Ingmar Franken is hoogleraar Klinische psychologie aan de Erasmus School of Social and Behavioural Sciences en hoofd van het Centre for Substance Use and Addiction Research. Zijn onderzoek richt zich op de neurocognitieve aspecten van verslaving en middelengebruik.
De verwondering
“Het was droevig: toen ik werkte als psycholoog in de verslavingszorg gooiden mijn patiënten relaties, banen, en gezondheid weg voor een dom middel. ‘Waarom blijven verslaafden, ondanks een goede behandeling, steeds terugvallen?’, vroeg ik me af. Ik was jong en onbezonnen en ik dacht: nu ga ik dingen uitzoeken waar mensen beter van worden.
“Nieuwe hersenscantechnieken, zoals fMRI en EEG, maakten het mogelijk om naar de hersenen te kijken. Dat vond ik leuk. En hoewel het treurig was, fascineerde me het ook. Ik maakte mee dat ouders hun ouderlijk gezag werden ontzegd omdat ze zwaar verslaafd waren. Wat zorgt ervoor dat mensen het contact met hun eigen kinderen op het spel zetten? De trek naar dat middel is zo sterk. Dat moet wel iets in de hersenen zijn, dacht ik.”
Het onderzoek
“We lieten verslaafden plaatjes zien van het middel waar ze aan verslaafd waren, bijvoorbeeld foto’s van een lijntje coke, terwijl ze aan een scanner gekoppeld waren. Wat bleek? De hersengebieden die ook voor aandacht zorgen, werden heel erg actief. Die hersengebieden geven meteen dopamine af wanneer verslaafden aan verslavende prikkels werden blootgesteld, waardoor ze heel erg gefocust werden.
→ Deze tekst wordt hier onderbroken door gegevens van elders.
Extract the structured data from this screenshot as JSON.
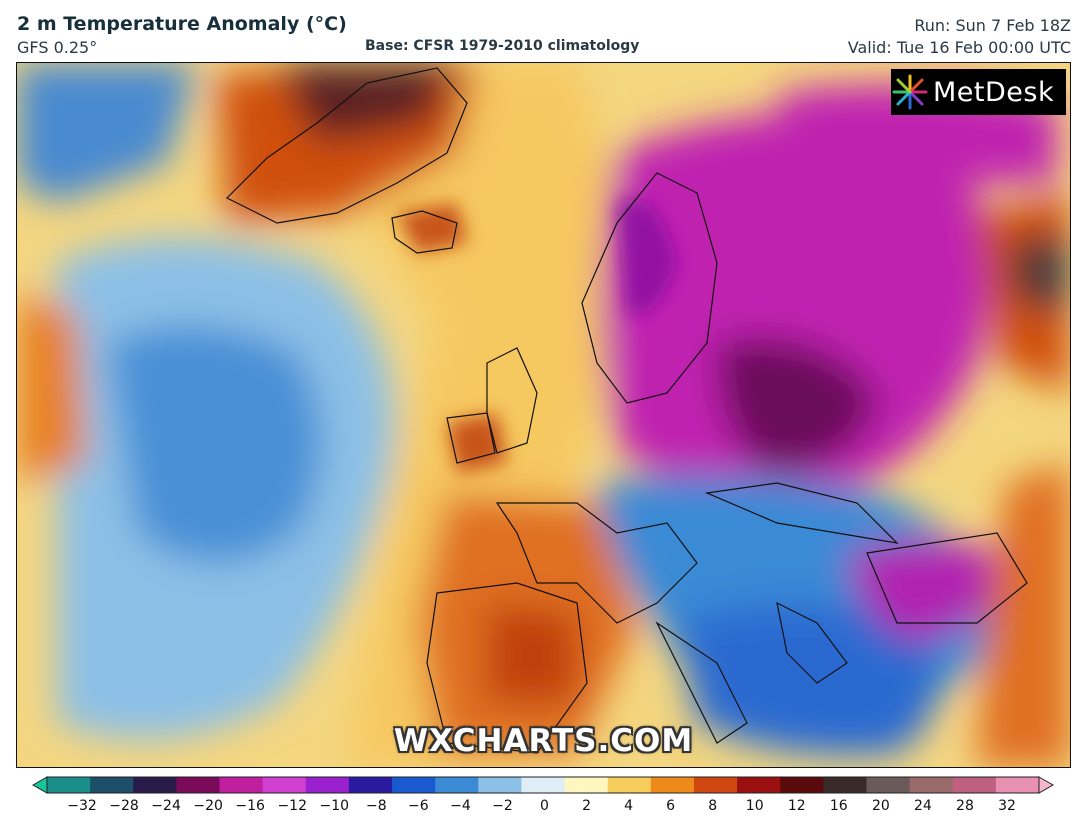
{
  "header": {
    "title": "2 m Temperature Anomaly (°C)",
    "model": "GFS 0.25°",
    "base": "Base: CFSR 1979-2010 climatology",
    "run": "Run: Sun 7 Feb 18Z",
    "valid": "Valid: Tue 16 Feb 00:00 UTC"
  },
  "logo": {
    "text": "MetDesk",
    "icon": "metdesk-starburst-icon"
  },
  "watermark": "WXCHARTS.COM",
  "colorbar": {
    "tick_labels": [
      "−32",
      "−28",
      "−24",
      "−20",
      "−16",
      "−12",
      "−10",
      "−8",
      "−6",
      "−4",
      "−2",
      "0",
      "2",
      "4",
      "6",
      "8",
      "10",
      "12",
      "16",
      "20",
      "24",
      "28",
      "32"
    ],
    "colors": [
      "#18c49a",
      "#1a8f8a",
      "#1d4f6a",
      "#2a1a4a",
      "#7a0a5a",
      "#c020a0",
      "#d040d0",
      "#9a20d0",
      "#2a1aa0",
      "#1a5ad0",
      "#3a8ad6",
      "#8cc0e6",
      "#dfeef6",
      "#fff6c0",
      "#f6cc5a",
      "#ee8a1a",
      "#d04810",
      "#9a1010",
      "#5a0a0a",
      "#3a2a2a",
      "#6a5a5a",
      "#9a6a6a",
      "#c06080",
      "#e890b0",
      "#f4b8cc"
    ]
  }
}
“We hebben ook geprobeerd de drugs te verstoppen. We lieten bijvoorbeeld een aantal lijnen op het beeldscherm zien, met een foto van het middel op de achtergrond. Deelnemers moesten het aantal lijnen zo snel mogelijk tellen. We wilden dat ze de aandacht op de lijnen hielden, maar dat lukte de druggebruikers dus niet goed.”
Het eurekamoment
“Die scans bevestigden de hypothese: verslaving wordt niet alleen aangedreven door de chemische beloningen van het middel zelf, maar ook door hoe het brein aandacht geeft aan de prikkels die het middel signaleren. De dopamineproductie die daardoor wordt geactiveerd, fungeert als een magneet. Die richt de aandacht en het gedrag van de verslaafde automatisch op wat de verslaving voedt.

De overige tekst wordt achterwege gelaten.